Mendapatkan guru kelas yang bijak dan penyabar adalah keberuntungan tersendiri bagi adikku. Di saat kelas lain tidak memperbolehkan orang tuanya ikut serta masuk ke dalam kelas mendampingi anaknya, bu guru Shinta justru memperbolehkannya.
Cerita hari pertama masuk sekolah mengingatkanku pada adikku, yang pada waktu itu berusia 7 tahun. Dan sudah waktunya untuk masuk sekolah SD. Dibandingkan dengan adik-adikku yang lain, adikku yang satu ini memiliki keistimewaan. Sejak usia 5 tahun dalam satu bulan ia mengalami sedikitnya tiga kali sakit panas di setiap bulannya, dan ini berlangsung cukup lama. Tentu ini berimbas pada penglihatannya. Dia harus menggunakan kacamata untuk membantu penglihatannya, agar tampak lebih baik.
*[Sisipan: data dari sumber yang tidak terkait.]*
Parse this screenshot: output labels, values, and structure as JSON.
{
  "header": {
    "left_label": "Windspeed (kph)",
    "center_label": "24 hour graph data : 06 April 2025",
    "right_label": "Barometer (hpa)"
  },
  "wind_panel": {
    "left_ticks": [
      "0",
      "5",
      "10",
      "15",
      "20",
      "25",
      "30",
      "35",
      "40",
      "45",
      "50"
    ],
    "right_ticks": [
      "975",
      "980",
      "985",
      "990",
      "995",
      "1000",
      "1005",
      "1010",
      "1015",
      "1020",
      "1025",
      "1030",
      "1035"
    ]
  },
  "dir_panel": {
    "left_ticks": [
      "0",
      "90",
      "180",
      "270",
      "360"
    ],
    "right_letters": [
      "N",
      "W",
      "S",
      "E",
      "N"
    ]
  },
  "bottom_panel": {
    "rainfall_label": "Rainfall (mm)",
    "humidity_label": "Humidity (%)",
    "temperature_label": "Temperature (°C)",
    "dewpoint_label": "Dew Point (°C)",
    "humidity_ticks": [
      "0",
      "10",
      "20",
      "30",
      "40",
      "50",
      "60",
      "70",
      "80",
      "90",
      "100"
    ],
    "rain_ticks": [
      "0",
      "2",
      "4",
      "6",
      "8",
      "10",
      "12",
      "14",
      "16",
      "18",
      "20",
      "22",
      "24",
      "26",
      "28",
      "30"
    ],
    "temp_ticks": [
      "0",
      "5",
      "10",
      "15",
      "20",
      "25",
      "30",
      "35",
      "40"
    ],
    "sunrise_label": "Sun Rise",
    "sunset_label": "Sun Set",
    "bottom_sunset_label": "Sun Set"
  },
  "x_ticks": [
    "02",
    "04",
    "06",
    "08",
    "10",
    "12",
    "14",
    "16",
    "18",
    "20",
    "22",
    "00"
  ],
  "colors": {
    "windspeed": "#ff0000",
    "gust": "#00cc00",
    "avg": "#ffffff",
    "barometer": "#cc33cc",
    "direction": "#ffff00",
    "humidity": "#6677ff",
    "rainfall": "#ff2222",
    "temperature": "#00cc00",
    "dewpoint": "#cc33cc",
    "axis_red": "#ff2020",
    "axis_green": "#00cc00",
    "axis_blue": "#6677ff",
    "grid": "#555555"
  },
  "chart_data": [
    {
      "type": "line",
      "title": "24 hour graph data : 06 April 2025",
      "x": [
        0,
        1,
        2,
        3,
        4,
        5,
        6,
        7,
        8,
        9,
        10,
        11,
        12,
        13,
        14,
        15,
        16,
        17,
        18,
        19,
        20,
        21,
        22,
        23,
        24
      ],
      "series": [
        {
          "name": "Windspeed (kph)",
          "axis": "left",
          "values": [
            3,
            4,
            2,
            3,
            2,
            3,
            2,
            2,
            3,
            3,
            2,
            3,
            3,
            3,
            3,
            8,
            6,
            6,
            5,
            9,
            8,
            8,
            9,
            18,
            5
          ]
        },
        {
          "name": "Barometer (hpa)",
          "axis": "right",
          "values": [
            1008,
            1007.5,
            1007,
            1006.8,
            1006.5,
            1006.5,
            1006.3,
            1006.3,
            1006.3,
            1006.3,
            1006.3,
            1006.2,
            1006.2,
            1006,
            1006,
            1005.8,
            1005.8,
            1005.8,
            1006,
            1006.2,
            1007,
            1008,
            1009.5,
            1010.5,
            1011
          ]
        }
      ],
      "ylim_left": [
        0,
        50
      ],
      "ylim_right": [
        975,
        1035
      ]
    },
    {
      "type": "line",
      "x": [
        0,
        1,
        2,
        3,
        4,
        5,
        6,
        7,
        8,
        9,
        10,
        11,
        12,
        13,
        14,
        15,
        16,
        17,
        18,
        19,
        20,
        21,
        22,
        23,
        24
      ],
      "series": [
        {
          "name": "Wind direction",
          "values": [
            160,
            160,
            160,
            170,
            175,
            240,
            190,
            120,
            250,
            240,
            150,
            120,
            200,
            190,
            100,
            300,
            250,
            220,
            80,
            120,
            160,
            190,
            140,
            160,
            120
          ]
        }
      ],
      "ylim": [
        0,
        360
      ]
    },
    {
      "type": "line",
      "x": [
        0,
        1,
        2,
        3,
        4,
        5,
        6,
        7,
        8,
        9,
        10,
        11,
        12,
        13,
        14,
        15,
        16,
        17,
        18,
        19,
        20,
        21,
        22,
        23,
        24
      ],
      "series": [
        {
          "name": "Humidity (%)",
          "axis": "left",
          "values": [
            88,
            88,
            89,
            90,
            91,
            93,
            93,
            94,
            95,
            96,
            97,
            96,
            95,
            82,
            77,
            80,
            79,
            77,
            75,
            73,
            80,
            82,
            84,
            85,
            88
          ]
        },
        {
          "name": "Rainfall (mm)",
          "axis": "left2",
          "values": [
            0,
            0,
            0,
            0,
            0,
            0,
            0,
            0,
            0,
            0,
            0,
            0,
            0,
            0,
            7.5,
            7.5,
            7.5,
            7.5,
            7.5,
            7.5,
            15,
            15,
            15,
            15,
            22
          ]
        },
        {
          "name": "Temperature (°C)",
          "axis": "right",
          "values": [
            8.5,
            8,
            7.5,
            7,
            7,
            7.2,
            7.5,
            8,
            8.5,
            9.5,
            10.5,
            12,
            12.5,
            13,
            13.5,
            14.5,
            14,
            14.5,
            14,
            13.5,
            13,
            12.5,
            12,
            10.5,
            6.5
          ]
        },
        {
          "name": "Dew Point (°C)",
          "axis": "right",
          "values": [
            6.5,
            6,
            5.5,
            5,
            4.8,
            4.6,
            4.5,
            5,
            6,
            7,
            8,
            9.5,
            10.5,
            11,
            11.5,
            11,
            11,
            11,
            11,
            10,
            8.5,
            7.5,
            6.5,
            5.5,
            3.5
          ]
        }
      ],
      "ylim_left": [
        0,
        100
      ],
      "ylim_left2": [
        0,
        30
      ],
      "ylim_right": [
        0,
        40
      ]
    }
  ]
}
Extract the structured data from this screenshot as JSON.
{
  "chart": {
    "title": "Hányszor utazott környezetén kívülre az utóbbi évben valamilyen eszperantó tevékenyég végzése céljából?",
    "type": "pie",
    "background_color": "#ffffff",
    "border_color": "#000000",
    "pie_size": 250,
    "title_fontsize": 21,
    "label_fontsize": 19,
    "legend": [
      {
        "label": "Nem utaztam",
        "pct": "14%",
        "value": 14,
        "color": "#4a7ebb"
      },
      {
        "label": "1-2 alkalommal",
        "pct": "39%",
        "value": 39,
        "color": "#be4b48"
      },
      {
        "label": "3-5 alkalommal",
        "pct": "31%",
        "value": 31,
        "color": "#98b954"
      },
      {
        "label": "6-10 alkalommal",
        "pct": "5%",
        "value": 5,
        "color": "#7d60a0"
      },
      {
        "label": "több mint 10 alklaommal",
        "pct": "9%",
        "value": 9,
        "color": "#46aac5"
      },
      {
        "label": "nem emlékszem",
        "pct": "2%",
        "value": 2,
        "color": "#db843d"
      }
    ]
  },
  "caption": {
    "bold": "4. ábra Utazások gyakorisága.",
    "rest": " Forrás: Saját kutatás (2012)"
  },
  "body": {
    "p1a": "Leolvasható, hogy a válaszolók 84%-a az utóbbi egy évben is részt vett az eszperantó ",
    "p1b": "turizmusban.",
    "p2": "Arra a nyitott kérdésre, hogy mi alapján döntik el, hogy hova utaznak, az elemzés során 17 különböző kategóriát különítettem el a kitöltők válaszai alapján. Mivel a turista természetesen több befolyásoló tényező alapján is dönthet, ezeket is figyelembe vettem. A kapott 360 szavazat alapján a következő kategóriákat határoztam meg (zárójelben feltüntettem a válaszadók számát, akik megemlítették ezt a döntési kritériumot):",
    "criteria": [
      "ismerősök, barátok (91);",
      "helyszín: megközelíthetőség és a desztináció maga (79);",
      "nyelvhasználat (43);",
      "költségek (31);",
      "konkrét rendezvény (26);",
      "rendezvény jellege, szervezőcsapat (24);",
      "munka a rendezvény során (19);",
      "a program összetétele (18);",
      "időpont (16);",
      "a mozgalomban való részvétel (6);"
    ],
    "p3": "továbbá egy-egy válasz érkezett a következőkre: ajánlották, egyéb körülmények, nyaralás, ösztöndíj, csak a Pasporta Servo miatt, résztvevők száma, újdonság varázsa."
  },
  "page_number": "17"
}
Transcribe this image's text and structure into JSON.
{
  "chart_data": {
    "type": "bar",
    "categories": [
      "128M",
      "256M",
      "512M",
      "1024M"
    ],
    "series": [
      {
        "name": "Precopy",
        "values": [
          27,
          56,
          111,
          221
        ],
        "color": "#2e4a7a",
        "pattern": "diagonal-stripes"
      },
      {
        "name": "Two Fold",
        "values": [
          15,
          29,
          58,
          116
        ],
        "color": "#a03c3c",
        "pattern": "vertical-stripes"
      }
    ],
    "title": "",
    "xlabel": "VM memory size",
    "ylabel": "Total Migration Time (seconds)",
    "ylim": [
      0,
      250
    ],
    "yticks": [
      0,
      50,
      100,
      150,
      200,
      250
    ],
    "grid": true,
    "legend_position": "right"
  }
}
Sebagaimana anak pada umumnya, hari pertama sekolah diantar dan di dampingi oleh orang tuanya. Begitu pula adikku diantar oleh ibuku. Aku dapat merasakan perasaannya pada waktu itu. ketidaknyamanan, rasa takut yang menyelimuti hatinya, dan ketidakpercayaan dirinya, ditambah dengan kacamata tebalnya itu. Sehingga ia tidak mau dilepas begitu saja oleh ibuku. Jadilah lebih dari delapan bulan ibuku mendampinginya, tidak di luar kelas melainkan di dalam kelas. Beruntung guru kelasnya memberikan kelonggaran dan toleransi yang tinggi, meskipun ada beberapa orang tua siswa lainnya yang mengajukan protes atas keputusannya itu.
Hampir setiap hari berbagai macam cerita
yang aku dapatkan dari ibuku tentang adikku itu dan gurunya, bu guru Shinta
(bukan nama sebenarnya), sungguh sangat menarik, menginspirasi dan menggugah
kesadaranku. Terkadang di saat luang, ibuku tak akan bosan-bosan untuk
mengulang cerita tentang bu guru Shinta itu lagi dan lagi. Seolah-olah sebagai reminder untukku, andai suatu hari nanti
aku menjadi seorang guru.
“Untung adikmu dapat guru kelas bu Shinta, coba kalau dapat guru kelasnya bu Ratih, adikmu ga akan sekolah. Setiap kali ada anak yang menangis, bu guru Ratih tidak akan segan-segan mengeluarkan anak tersebut ke luar kelas dan menutup pintu kelasnya dengan rapat”. Dengan kata-kata tandas yang dilontarkan ibuku menunjukkan bahwa guru kelas adikku itu begitu hebat, ideal, dan tampak begitu sempurna. Dan aku menangkap pesan implisit yang disampaikannya kepadaku, bahwa untuk menjadi guru ideal contohlah bu guru Shinta. Siapa yang pernah menduga pada akhinya suatu hari aku menjadi seorang guru, dan peristiwa ini semakin melekat di memoriku.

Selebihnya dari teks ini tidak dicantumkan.